To overcome the practical limitations of functional approaches for identifying causal variants, in silico prediction tools offer an alternative method based on specific assumptions regarding their properties. A recent study, for example, leveraged phylogenetic conservation of TFBS within CRMs to predict causal variants at the
PPARG and
FTO T2D risk loci [
22,
23•]. This computational approach, termed phylogenetic module complexity analysis (PMCA), identified a clustering of homeobox TFBS at T2D risk loci, and initially proposed a potential causal variant at the
PPARG locus, which allowed for a subsequent functional interpretation [
22]. The risk allele at
PPARG2 leads to enhanced binding of the repressive homeobox transcription factor PRRX1, and thus reduced
PPARG2 expression, defective lipid handling, and insulin sensitivity.

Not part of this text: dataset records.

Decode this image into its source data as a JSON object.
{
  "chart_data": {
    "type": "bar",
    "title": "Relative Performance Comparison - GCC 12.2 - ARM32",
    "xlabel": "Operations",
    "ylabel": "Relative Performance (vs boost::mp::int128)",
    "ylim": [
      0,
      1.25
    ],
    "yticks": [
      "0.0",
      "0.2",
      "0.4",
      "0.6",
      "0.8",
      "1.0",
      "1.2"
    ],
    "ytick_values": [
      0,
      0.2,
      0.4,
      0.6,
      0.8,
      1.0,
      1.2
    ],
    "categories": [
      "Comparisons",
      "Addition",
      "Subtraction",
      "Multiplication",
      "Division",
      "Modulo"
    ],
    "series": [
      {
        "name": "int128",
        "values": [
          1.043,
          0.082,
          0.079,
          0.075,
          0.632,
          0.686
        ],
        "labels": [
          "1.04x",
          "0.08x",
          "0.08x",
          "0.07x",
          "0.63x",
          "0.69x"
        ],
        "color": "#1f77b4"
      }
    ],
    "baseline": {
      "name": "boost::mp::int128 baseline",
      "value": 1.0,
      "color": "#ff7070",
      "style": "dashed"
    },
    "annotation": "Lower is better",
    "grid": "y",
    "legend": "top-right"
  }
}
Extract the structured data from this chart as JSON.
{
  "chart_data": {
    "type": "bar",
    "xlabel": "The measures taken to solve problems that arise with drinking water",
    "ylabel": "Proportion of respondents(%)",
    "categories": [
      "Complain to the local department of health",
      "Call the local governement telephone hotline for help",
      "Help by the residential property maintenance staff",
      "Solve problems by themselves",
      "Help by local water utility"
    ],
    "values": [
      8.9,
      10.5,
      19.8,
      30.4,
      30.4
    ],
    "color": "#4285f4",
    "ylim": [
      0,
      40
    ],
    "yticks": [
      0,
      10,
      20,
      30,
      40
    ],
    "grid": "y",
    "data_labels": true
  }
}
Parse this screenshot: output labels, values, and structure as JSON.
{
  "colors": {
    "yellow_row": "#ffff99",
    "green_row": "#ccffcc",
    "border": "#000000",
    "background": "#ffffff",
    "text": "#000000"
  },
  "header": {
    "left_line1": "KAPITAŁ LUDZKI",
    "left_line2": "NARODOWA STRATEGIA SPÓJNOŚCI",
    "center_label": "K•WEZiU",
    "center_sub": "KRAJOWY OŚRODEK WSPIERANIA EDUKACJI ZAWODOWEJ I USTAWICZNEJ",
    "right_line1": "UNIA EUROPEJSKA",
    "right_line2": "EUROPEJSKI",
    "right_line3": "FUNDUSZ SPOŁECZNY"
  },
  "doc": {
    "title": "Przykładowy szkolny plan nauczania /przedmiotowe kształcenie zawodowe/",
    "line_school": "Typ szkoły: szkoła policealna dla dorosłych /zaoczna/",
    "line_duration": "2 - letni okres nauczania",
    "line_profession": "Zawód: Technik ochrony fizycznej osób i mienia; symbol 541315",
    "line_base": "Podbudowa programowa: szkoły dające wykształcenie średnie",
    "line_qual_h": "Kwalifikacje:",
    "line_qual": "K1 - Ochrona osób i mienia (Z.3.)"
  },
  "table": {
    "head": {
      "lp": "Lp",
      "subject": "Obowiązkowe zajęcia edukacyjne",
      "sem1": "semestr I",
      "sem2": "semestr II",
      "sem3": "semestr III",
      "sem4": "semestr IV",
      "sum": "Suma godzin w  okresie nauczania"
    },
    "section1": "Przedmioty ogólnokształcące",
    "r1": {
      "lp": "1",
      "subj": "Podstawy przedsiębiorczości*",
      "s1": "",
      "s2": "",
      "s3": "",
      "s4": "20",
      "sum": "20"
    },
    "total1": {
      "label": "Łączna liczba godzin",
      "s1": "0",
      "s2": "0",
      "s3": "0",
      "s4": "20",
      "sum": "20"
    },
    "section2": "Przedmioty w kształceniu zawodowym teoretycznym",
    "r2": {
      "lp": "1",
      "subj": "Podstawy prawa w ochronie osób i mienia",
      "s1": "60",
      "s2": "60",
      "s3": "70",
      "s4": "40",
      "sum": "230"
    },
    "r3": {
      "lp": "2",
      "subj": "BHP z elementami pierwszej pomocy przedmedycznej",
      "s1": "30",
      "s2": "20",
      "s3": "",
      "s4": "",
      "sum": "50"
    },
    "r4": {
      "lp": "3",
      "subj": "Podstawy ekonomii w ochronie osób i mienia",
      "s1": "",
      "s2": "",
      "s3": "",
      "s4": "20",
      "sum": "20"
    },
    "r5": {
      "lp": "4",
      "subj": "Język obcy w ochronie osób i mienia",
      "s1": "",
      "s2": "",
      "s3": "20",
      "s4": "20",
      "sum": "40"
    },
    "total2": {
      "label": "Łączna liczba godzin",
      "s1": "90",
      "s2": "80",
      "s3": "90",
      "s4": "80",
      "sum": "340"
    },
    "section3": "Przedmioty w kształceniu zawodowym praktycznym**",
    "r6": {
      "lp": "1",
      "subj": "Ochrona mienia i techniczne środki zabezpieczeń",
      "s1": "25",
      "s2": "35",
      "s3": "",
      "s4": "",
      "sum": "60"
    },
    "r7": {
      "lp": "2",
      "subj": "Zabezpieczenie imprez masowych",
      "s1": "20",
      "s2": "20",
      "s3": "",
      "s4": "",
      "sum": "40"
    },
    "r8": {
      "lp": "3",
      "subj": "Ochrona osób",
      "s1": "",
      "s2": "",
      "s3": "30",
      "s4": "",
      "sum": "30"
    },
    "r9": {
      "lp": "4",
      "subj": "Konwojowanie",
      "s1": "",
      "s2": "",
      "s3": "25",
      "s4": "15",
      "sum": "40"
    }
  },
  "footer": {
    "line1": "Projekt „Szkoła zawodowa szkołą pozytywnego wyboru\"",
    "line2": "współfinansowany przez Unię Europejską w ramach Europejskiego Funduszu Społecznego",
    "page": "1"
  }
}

PMCA was also successfully applied to identify the causal variant and a potential disease mechanism at the obesity-associated
FTO locus, a region showing the strongest genetic association in GWAS for obesity and body mass index traits [
24,
25]. The proposed causal allele was shown to alter an ARID5B repressor motif, leading to activation of the distant
IRX3 and
IRX5 in adipocyte precursor cells, and pro-obesity consequences for adipocyte thermogenesis regulation [
23•]. This work also highlights the additional complexity arising from having multiple causal genes for disease-associated haplotypes. Though post-GWAS efforts have tended to focus on the idea of a single causal gene per locus, causal variant(s) may influence any number of regional genes, and not necessarily in the same manner across different contexts.
Causal Contexts
An important aspect of the prioritisation of causal genes and variants at GWAS loci is to consider the appropriate tissue(s) and developmental stage(s), which allow any functional follow-up studies to be performed in a disease-relevant model. As the majority of T2D association signals are located in non-coding regions and exert regulatory effects, their influence on gene expression may be subject to context-specific activity [
26]. Thus, studies analysing the implicated variants and genes need to consider the surrounding genomic context and expression patterns. A notable example is provided by work on the
PTF1A gene, where a disease-relevant model, human pancreatic progenitor cells, was critical to elucidating a mechanism for isolated pancreatic agenesis [
27•]. The identified mutations were found to disrupt an enhancer region that is selectively active in pancreatic progenitor cells and, importantly, show no activity in corresponding adult cell lines.